Stone married Cary Lee Laird, the mother of his two children, in 1954; they divorced in 1971. In 1985, he married Margaret Aiken, who passed away in 2003. His ashes will be buried alongside hers at Alta Mesa Memorial Park in Palo Alto.

Stone remained active in the Peace and Social Justice Committee at the First Congregational Church of Palo Alto. It was there in 2008 that he met Ruth Carleton, with whom he spent the last six and a half years of his life.

Stone could “argue with humor and in the light of sweet reason, yet without compromise of his own firmly held convictions,” wrote his colleague Larry Ryan in 1987, remembering department gatherings outside the Cellar of Old Union to disagree about literature or debate the politics of the Joseph McCarthy era.

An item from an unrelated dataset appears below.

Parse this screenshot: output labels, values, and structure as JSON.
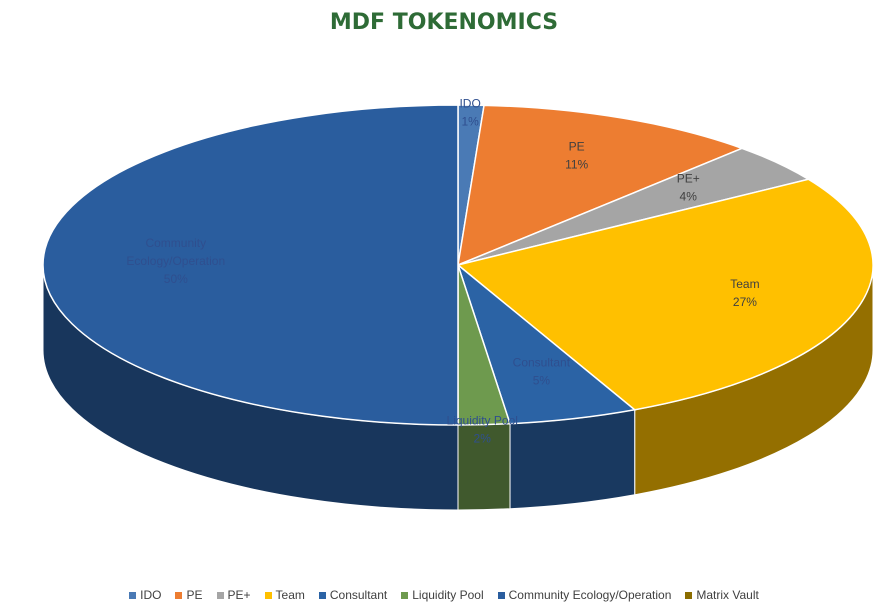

He had a keen sense of humor and loved good food and wine, looking forward to his evening gin and tonic, as well as his morning ritual of breakfast and tea with Ruth as they read the New York Times aloud to each other.

Though Stone was diagnosed with congestive heart failure in late 2014, he remained lively and intellectually engaged, such that friends and family thought he’d somehow make it to 100. His loved ones were struck by his gift for being fully present while also happily planning for the future.

Stone was born Aug. 18, 1917, in Springfield, Massachusetts, to Clara Ella Gilbreth and Lester Lyman Stone. He is survived by his wife, Ruth Carleton of Stanford; his children, Dr. Gregory Stone of San Antonio, Texas, and Dr. Miriam Lee Stone of Seattle; Ruth’s children, Nancy Grimley Carleton of Berkeley and Jeff Grimley Carleton of Palo Alto; and five grandchildren.

A memorial service celebrating Stone’s life will he held Saturday, Aug. 1, at 2 p.m. at the First Congregational Church of Palo Alto. Donations may be made to the Southern Poverty Law Center or to the charity of the donor’s choice.

Christina Dong is an intern at Stanford News Service.